Dove dormire a Zanzibar: 2 villaggi consigliati

Stai per partire per Zanzibar e devi ancora scegliere quale villaggio prenotare? Pensi che una zona di Zanzibar valga l’altra? Zanzibar non è tutta uguale! Le spiagge e lo stesso mare variano in base alla zona in cui si decide di andare. Di ritorno dal mio viaggio voglio darti alcuni consigli che spero possano aiutarti a scegliere con coscienza prima di prenotare un villaggio a Zanzibar.

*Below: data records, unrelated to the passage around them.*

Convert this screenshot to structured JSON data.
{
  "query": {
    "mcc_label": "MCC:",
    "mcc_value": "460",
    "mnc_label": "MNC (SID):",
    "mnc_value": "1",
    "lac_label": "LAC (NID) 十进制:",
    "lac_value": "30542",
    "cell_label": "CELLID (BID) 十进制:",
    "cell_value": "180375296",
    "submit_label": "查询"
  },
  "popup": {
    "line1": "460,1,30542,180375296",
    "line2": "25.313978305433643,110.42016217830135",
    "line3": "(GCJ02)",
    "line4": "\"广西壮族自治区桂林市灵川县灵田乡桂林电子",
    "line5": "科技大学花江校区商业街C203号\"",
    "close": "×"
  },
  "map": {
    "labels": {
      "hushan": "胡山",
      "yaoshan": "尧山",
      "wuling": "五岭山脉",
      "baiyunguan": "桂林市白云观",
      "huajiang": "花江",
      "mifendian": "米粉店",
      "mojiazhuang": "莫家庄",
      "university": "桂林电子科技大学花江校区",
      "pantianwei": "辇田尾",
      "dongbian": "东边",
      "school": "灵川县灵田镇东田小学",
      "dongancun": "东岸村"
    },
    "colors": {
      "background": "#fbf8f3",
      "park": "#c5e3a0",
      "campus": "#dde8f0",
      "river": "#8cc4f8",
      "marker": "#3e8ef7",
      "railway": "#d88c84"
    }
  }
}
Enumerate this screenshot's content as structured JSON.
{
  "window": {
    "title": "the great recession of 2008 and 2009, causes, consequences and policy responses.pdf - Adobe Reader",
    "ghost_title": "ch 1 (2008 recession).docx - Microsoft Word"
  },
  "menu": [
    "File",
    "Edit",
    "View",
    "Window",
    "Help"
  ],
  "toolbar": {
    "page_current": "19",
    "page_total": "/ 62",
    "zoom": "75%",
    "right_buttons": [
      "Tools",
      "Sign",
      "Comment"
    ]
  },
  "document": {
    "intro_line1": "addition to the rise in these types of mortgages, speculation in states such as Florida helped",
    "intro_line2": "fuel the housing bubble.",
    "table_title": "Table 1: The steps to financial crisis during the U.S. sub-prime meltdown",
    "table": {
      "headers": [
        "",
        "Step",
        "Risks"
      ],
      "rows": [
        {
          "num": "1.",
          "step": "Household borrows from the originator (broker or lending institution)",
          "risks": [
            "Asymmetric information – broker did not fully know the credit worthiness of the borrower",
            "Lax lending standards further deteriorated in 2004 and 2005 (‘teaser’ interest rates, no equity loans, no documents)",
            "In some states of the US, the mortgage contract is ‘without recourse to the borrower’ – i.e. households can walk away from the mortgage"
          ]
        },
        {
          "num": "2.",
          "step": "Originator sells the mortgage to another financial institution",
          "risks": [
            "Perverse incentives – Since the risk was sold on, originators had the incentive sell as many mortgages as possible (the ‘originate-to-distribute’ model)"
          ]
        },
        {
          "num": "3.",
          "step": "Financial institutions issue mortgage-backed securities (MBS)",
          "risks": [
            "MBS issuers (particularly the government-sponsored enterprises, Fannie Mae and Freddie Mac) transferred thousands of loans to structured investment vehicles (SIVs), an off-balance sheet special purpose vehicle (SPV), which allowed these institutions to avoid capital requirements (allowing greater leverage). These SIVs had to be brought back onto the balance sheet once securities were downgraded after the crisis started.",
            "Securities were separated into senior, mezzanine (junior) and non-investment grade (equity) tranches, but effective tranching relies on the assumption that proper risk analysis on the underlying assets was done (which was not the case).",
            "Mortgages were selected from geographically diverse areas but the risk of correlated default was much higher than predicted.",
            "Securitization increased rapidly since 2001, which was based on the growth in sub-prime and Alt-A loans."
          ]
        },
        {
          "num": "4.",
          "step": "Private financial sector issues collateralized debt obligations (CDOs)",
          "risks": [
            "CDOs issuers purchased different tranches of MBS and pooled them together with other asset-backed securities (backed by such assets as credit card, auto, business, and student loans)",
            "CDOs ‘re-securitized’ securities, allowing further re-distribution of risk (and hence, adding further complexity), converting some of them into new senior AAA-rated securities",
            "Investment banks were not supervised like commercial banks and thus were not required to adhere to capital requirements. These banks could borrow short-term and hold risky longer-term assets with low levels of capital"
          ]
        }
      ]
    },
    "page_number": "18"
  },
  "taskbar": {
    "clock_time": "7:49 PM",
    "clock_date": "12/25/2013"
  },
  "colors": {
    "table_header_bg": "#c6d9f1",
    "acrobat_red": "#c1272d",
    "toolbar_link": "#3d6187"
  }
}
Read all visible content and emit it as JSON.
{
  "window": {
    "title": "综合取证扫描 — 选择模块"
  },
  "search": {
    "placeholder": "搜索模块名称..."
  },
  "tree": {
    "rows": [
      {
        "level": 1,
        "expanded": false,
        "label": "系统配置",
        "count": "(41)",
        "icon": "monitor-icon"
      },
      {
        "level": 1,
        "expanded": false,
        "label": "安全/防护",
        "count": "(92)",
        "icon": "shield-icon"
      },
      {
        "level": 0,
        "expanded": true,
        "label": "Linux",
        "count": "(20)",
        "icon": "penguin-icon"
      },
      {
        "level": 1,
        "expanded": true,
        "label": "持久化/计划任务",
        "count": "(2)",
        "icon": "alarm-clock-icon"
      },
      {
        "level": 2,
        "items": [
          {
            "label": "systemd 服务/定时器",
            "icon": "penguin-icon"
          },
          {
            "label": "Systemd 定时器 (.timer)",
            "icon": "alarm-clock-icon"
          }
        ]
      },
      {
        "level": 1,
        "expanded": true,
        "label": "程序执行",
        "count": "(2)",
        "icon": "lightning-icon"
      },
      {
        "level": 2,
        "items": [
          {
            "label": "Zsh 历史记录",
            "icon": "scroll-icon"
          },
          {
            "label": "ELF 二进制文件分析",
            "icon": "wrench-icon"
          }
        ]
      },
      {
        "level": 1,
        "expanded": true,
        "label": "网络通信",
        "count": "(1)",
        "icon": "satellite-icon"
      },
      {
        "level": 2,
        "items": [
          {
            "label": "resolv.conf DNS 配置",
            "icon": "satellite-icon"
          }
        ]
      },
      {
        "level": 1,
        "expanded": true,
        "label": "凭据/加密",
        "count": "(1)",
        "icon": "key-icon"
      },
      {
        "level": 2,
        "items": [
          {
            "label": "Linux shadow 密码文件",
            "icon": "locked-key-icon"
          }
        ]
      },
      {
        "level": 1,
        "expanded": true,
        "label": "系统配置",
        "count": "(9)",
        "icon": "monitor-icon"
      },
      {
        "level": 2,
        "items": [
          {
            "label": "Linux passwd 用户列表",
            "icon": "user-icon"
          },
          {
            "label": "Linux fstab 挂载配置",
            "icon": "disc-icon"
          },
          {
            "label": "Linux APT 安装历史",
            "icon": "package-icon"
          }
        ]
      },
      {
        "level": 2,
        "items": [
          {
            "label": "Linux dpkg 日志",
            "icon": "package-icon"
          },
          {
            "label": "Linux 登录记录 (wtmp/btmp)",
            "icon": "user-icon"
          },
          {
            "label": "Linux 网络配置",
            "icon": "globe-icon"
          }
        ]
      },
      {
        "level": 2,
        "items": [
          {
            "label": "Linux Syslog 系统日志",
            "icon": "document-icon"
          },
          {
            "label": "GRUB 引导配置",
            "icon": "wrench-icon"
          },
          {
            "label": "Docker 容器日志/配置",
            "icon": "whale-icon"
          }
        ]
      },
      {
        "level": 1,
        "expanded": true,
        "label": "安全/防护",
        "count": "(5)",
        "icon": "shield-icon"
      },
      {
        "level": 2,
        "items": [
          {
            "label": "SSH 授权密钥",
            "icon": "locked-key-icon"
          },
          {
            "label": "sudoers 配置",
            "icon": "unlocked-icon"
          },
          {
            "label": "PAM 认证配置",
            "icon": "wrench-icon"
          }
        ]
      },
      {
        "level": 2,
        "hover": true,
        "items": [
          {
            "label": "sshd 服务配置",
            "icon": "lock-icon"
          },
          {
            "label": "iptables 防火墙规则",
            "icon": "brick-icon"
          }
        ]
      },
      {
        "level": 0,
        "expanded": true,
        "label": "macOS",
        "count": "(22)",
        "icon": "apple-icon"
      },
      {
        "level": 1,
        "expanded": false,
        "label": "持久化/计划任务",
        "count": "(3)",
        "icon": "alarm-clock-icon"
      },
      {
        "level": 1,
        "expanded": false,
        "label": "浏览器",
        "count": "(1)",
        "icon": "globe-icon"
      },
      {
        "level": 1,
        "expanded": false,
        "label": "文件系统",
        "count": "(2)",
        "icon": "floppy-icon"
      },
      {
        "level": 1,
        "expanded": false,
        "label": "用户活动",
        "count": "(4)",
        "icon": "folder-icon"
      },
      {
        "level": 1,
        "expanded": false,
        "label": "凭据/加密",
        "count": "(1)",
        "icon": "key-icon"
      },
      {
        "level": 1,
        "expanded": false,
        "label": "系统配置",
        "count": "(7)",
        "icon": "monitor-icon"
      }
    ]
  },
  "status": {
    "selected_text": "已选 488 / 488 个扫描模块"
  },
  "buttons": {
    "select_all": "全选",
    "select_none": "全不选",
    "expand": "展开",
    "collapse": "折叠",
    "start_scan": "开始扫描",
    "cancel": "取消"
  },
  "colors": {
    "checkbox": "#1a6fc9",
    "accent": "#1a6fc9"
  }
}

Una delle prime cose che devi sapere è che l’isola risente del fenomeno delle maree. Questo è un fattore da non sottovalutare quando si sta decidendo dove soggiornare per l’intera vacanza. La maggior parte della costa zanzibarina risente infatti di questo fenomeno e l’unica zona esonerata è quella a nord.

Zanzibar villaggi: 2 resort consigliati a Kiwengwa e Nungwi

Durante la mia vacanza a Zanzibar ho soggiornato in due resort situati in location diverse dell’isola: uno sulla costa orientale e uno a nord. In questo modo ho potuto vivere due esperienze diverse e vedere scenari e strutture differenti di cui voglio parlarti in questo articolo: credo infatti che le informazioni che ti sto per dare possano esserti molto utili nella fase di scelta del tuo villaggio vacanze.

Per la maggior parte della permanenza a Zanzibar ho soggiornato presso il Kiwengwa Beach Resort, un villaggio vacanze 4* Superior situato sulla lunghissima e bianchissima spiaggia di Kiwengwa, lungo la costa est dell’isola dove è possibile ammirare lo spettacolare fenomeno delle maree.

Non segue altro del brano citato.